Law firm CMS's eighth annual M&A Study found 2015 was a record year for European activity, as was the case across the globe, with more than $5 trillion of deals tracked.
But 2016 is “already a riskier M&A environment” compared with last year, CMS said.
Uncertainty in 2016 comes from “a number of grey or black swan events”.
These include the “long predicted slowdown of China's economic growth and the greatest migration to Europe for a century across a fragile Schengen zone”, CMS said.
The report also identifies US interest rates, this year's presidential election, the UK's EU referendum and a “more aggressive corporate tax climate” as reasons for uncertainty.
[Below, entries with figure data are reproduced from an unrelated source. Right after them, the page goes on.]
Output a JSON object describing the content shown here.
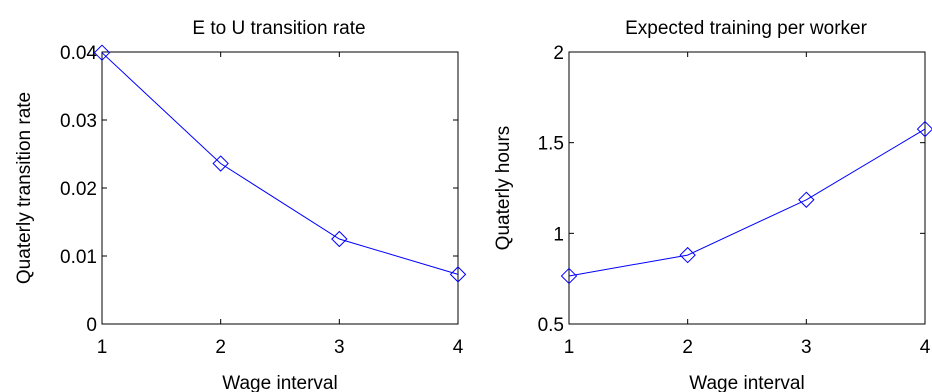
{
  "chart_data": [
    {
      "type": "line",
      "title": "E to U transition rate",
      "xlabel": "Wage interval",
      "ylabel": "Quaterly transition rate",
      "x": [
        1,
        2,
        3,
        4
      ],
      "xlim": [
        1,
        4
      ],
      "ylim": [
        0,
        0.04
      ],
      "xticks": [
        "1",
        "2",
        "3",
        "4"
      ],
      "yticks": [
        "0",
        "0.01",
        "0.02",
        "0.03",
        "0.04"
      ],
      "series": [
        {
          "values": [
            0.0399,
            0.0236,
            0.0125,
            0.0073
          ],
          "color": "#0000ff",
          "marker": "diamond"
        }
      ],
      "grid": false
    },
    {
      "type": "line",
      "title": "Expected training per worker",
      "xlabel": "Wage interval",
      "ylabel": "Quaterly hours",
      "x": [
        1,
        2,
        3,
        4
      ],
      "xlim": [
        1,
        4
      ],
      "ylim": [
        0.5,
        2
      ],
      "xticks": [
        "1",
        "2",
        "3",
        "4"
      ],
      "yticks": [
        "0.5",
        "1",
        "1.5",
        "2"
      ],
      "series": [
        {
          "values": [
            0.765,
            0.88,
            1.185,
            1.575
          ],
          "color": "#0000ff",
          "marker": "diamond"
        }
      ],
      "grid": false
    }
  ]
}
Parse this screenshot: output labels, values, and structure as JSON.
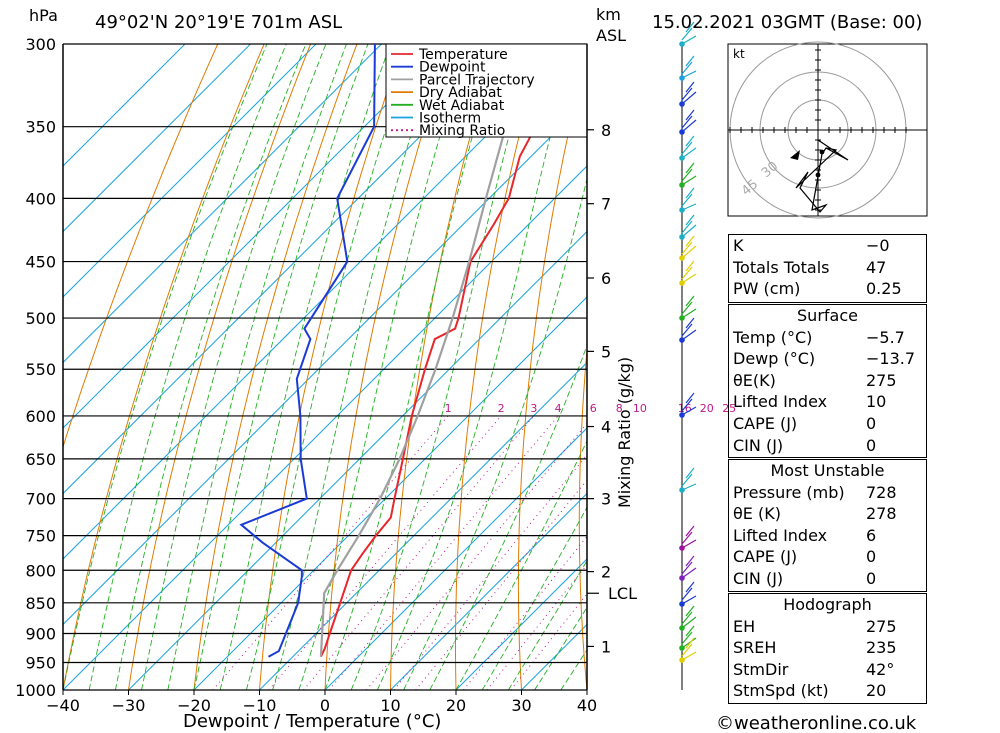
{
  "header": {
    "pressure_unit": "hPa",
    "location": "49°02'N  20°19'E  701m  ASL",
    "height_unit": "km",
    "height_unit2": "ASL",
    "datetime": "15.02.2021  03GMT  (Base: 00)"
  },
  "chart_data": {
    "type": "line",
    "subtype": "skew-T log-P sounding",
    "xlabel": "Dewpoint / Temperature (°C)",
    "ylabel": "hPa",
    "y2label": "Mixing Ratio (g/kg)",
    "x_ticks": [
      -40,
      -30,
      -20,
      -10,
      0,
      10,
      20,
      30,
      40
    ],
    "x_tick_labels": [
      "−40",
      "−30",
      "−20",
      "−10",
      "0",
      "10",
      "20",
      "30",
      "40"
    ],
    "pressure_levels": [
      300,
      350,
      400,
      450,
      500,
      550,
      600,
      650,
      700,
      750,
      800,
      850,
      900,
      950,
      1000
    ],
    "height_ticks_km": [
      {
        "km": 1,
        "p": 922
      },
      {
        "km": 2,
        "p": 802
      },
      {
        "km": 3,
        "p": 700
      },
      {
        "km": 4,
        "p": 612
      },
      {
        "km": 5,
        "p": 532
      },
      {
        "km": 6,
        "p": 464
      },
      {
        "km": 7,
        "p": 404
      },
      {
        "km": 8,
        "p": 352
      }
    ],
    "lcl": {
      "label": "LCL",
      "p": 835
    },
    "mixing_ratio_labels": [
      "1",
      "2",
      "3",
      "4",
      "6",
      "8",
      "10",
      "16",
      "20",
      "25"
    ],
    "mixing_ratio_values": [
      1,
      2,
      3,
      4,
      6,
      8,
      10,
      16,
      20,
      25
    ],
    "legend": {
      "position": "top-right",
      "entries": [
        {
          "name": "Temperature",
          "color": "#e8262b",
          "style": "solid"
        },
        {
          "name": "Dewpoint",
          "color": "#1a3bd6",
          "style": "solid"
        },
        {
          "name": "Parcel Trajectory",
          "color": "#a0a0a0",
          "style": "solid"
        },
        {
          "name": "Dry Adiabat",
          "color": "#e07b00",
          "style": "solid"
        },
        {
          "name": "Wet Adiabat",
          "color": "#23b023",
          "style": "solid"
        },
        {
          "name": "Isotherm",
          "color": "#1aa3e0",
          "style": "solid"
        },
        {
          "name": "Mixing Ratio",
          "color": "#c0188a",
          "style": "dotted"
        }
      ]
    },
    "series": [
      {
        "name": "Temperature",
        "color": "#e8262b",
        "points": [
          [
            940,
            -5.7
          ],
          [
            925,
            -6.4
          ],
          [
            900,
            -7.9
          ],
          [
            850,
            -11.0
          ],
          [
            800,
            -14.3
          ],
          [
            775,
            -15.1
          ],
          [
            750,
            -15.8
          ],
          [
            725,
            -16.3
          ],
          [
            700,
            -18.6
          ],
          [
            650,
            -23.4
          ],
          [
            600,
            -28.6
          ],
          [
            550,
            -33.7
          ],
          [
            520,
            -36.8
          ],
          [
            510,
            -35.3
          ],
          [
            500,
            -36.4
          ],
          [
            450,
            -43.2
          ],
          [
            420,
            -45.3
          ],
          [
            400,
            -47.0
          ],
          [
            370,
            -51.7
          ],
          [
            355,
            -53.3
          ],
          [
            330,
            -53.0
          ],
          [
            310,
            -53.4
          ],
          [
            305,
            -50.4
          ],
          [
            300,
            -51.2
          ]
        ]
      },
      {
        "name": "Dewpoint",
        "color": "#1a3bd6",
        "points": [
          [
            940,
            -13.7
          ],
          [
            930,
            -13.0
          ],
          [
            900,
            -14.6
          ],
          [
            850,
            -17.4
          ],
          [
            810,
            -20.8
          ],
          [
            800,
            -21.8
          ],
          [
            760,
            -32.0
          ],
          [
            735,
            -38.0
          ],
          [
            700,
            -32.0
          ],
          [
            650,
            -39.0
          ],
          [
            600,
            -45.6
          ],
          [
            560,
            -51.8
          ],
          [
            520,
            -55.8
          ],
          [
            510,
            -58.3
          ],
          [
            450,
            -62.0
          ],
          [
            400,
            -73.2
          ],
          [
            350,
            -78.5
          ],
          [
            300,
            -91.0
          ]
        ]
      },
      {
        "name": "Parcel Trajectory",
        "color": "#a0a0a0",
        "points": [
          [
            940,
            -5.7
          ],
          [
            835,
            -14.9
          ],
          [
            800,
            -16.4
          ],
          [
            750,
            -18.4
          ],
          [
            700,
            -20.8
          ],
          [
            650,
            -23.9
          ],
          [
            600,
            -27.7
          ],
          [
            550,
            -32.1
          ],
          [
            500,
            -37.3
          ],
          [
            450,
            -43.4
          ],
          [
            400,
            -50.5
          ],
          [
            350,
            -58.4
          ],
          [
            300,
            -67.5
          ]
        ]
      }
    ]
  },
  "hodograph": {
    "unit_label": "kt",
    "ring_labels": [
      "30",
      "45"
    ]
  },
  "indices": {
    "k_label": "K",
    "k_value": "−0",
    "tt_label": "Totals Totals",
    "tt_value": "47",
    "pw_label": "PW (cm)",
    "pw_value": "0.25"
  },
  "surface": {
    "title": "Surface",
    "rows": [
      {
        "label": "Temp (°C)",
        "value": "−5.7"
      },
      {
        "label": "Dewp (°C)",
        "value": "−13.7"
      },
      {
        "label": "θE(K)",
        "value": "275"
      },
      {
        "label": "Lifted Index",
        "value": "10"
      },
      {
        "label": "CAPE (J)",
        "value": "0"
      },
      {
        "label": "CIN (J)",
        "value": "0"
      }
    ]
  },
  "most_unstable": {
    "title": "Most Unstable",
    "rows": [
      {
        "label": "Pressure (mb)",
        "value": "728"
      },
      {
        "label": "θE (K)",
        "value": "278"
      },
      {
        "label": "Lifted Index",
        "value": "6"
      },
      {
        "label": "CAPE (J)",
        "value": "0"
      },
      {
        "label": "CIN (J)",
        "value": "0"
      }
    ]
  },
  "hodograph_table": {
    "title": "Hodograph",
    "rows": [
      {
        "label": "EH",
        "value": "275"
      },
      {
        "label": "SREH",
        "value": "235"
      },
      {
        "label": "StmDir",
        "value": "42°"
      },
      {
        "label": "StmSpd (kt)",
        "value": "20"
      }
    ]
  },
  "footer": {
    "copyright": "©weatheronline.co.uk"
  }
}
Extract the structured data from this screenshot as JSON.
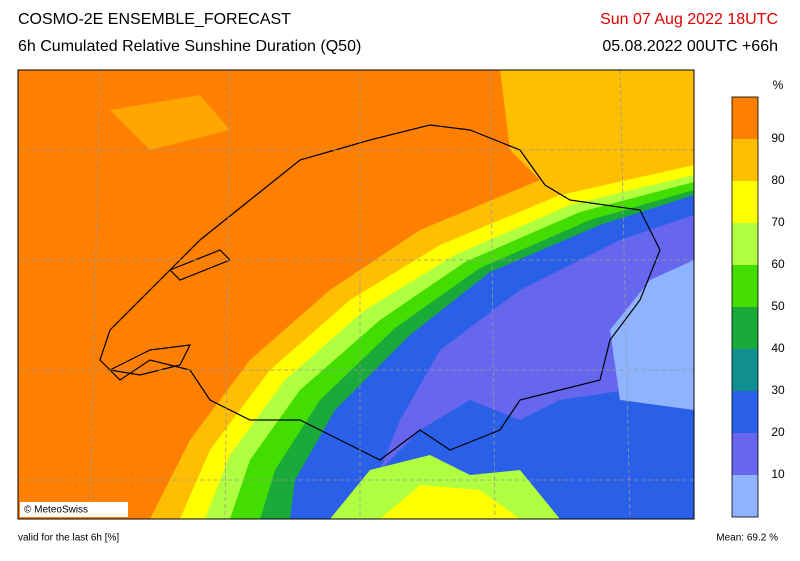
{
  "header": {
    "title": "COSMO-2E ENSEMBLE_FORECAST",
    "subtitle": "6h Cumulated Relative Sunshine Duration (Q50)",
    "valid_time": "Sun 07 Aug 2022 18UTC",
    "run": "05.08.2022 00UTC +66h"
  },
  "legend": {
    "unit": "%",
    "ticks": [
      10,
      20,
      30,
      40,
      50,
      60,
      70,
      80,
      90
    ],
    "colors": [
      "#8fb3ff",
      "#6666ee",
      "#2a5fe8",
      "#0f8f8f",
      "#1aaa3a",
      "#44dd00",
      "#b0ff40",
      "#ffff00",
      "#ffbf00",
      "#ff7f00"
    ]
  },
  "map": {
    "credit": "© MeteoSwiss"
  },
  "footer": {
    "note": "valid for the last 6h [%]",
    "mean": "Mean:  69.2 %"
  }
}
Stefan Brunnschweiler, a partner and global head of the CMS corporate/M&A group, said: “We have moved into a less stable environment in 2016 after a record year for M&A in 2015, but the major strategic moves made in so many industries in 2015 are bound to elicit a forthright response from competitors. Opportunities for decisive M&A continue.”
Last year, total deal value in Europe was up 22 per cent to €990bn (£783bn) despite a drop in the volume of deals by six per cent.
Last year also saw the highest final quarter on record, with deal value exceeding €420bn.
CMS said: "As the landscape changes in 2016, sellers may have to lower their price expectations and/or heighten their risk appetite."